Although there weren’t enough on hand for a quorum, those town councillors who attend a meeting here last Friday got the facts and figures on the potential impact of Bill 140 on the municipal budget.
Tomorrow they’ll decide what to do about it.
Councillors knew from the get-go that the new bill, expected to be passed at Queen’s Park in April, would affect the municipal budget but until Friday, they weren’t sure by exactly how much.
Bill 140 is expected to cap tax rates for industrial, commercial, and multi-residential properties at a provincial status quo which is lower than Fort Frances’ current property tax rates.
That would mean the town would have to reconsider its two percent tax levy increase so it won’t fall on those classes, leaving any increase to fall on the shoulders of residential property owners or forcing council to reduce the budget to avoid a levy increase.
Numbers recently tossed out by NDP leader and local MPP Howard Hampton, which he obtained from the province, were wrong.
“We just got some information from our treasurer.
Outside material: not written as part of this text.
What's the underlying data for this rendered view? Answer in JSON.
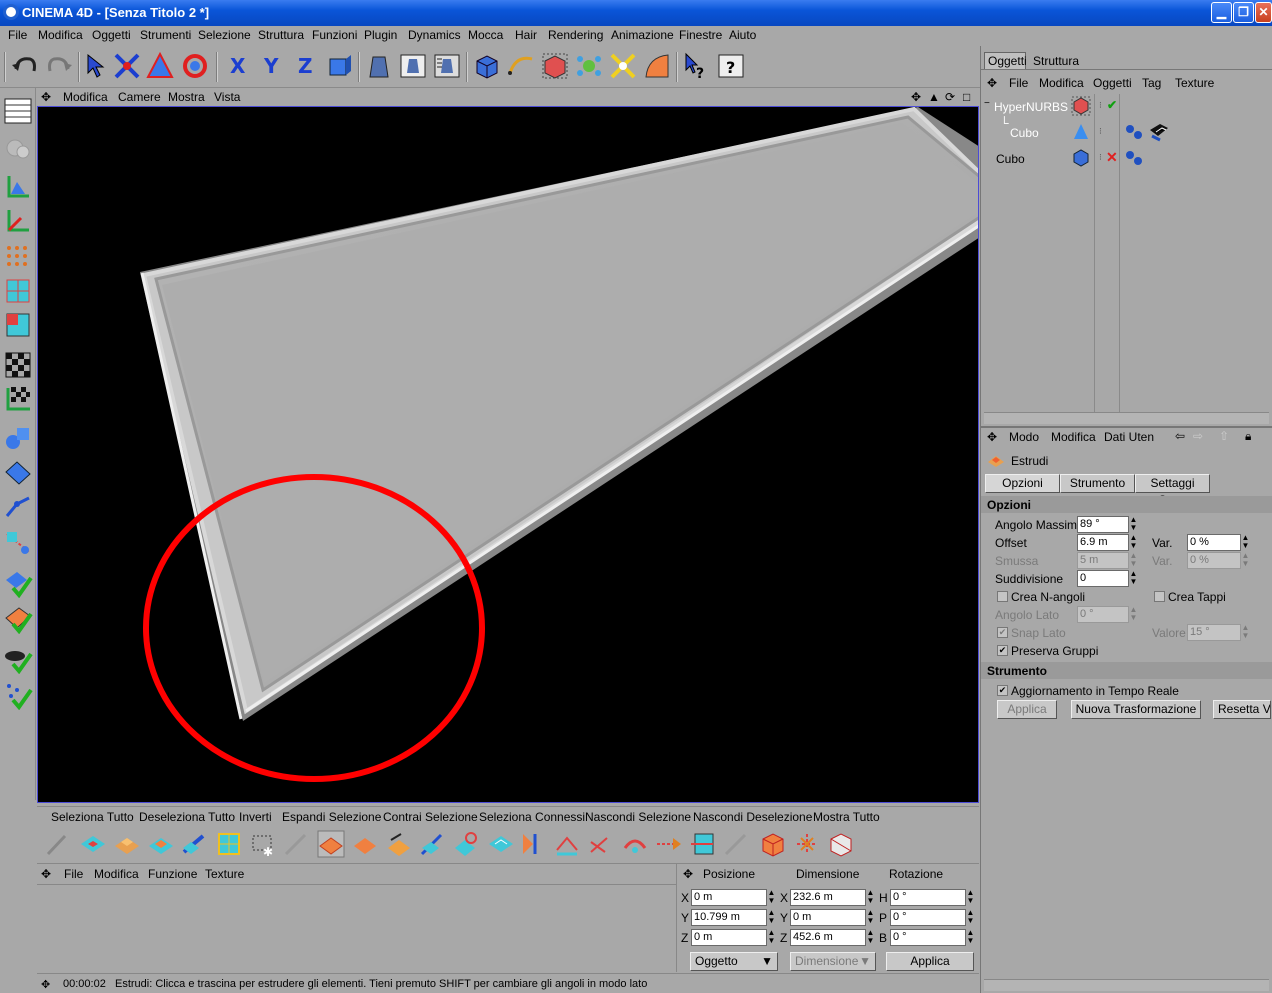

The numbers that were presented by Howard Hampton were much higher than what our ratios are,” said Mayor Glenn Witherspoon.
“Ontario published numbers that aren’t correct. We have the correct numbers and we now have the financial impact of that legislation–Bill 140,” added Bill Naturkach, the town’s chief administrative officer.
The mayor and two councillors who attended last Friday’s meeting were presented with two figures. The first was $295,800, which is the amount of tax revenue lost because of the reassessment of industrial and commercial property values.
Bill 140 would prevent the town from increasing taxes to recoup that revenue from the industrial and commercial classes. But council had considered that loss of revenue and worked into the 2001 budget process.
The most recent figure–$60,000–is the amount of tax revenue the town would have received with this year’s two percent levy increase but, if Bill 140 is retro-active to Jan. 1, 2001, that levy increase cannot be implemented on industrial or commercial properties.
The town will either have to recoup the $60,000 by increasing residential taxes or absorb the loss within the budget.
Because not enough councillors were able to attend last week’s meeting to form a quorum, a decision on how to prepare for Bill 140 has been postponed to one at noon tomorrow.
Naturkach noted there also may be a provision in the legislation to ask the ministry for exceptions and approval of additional tax hikes.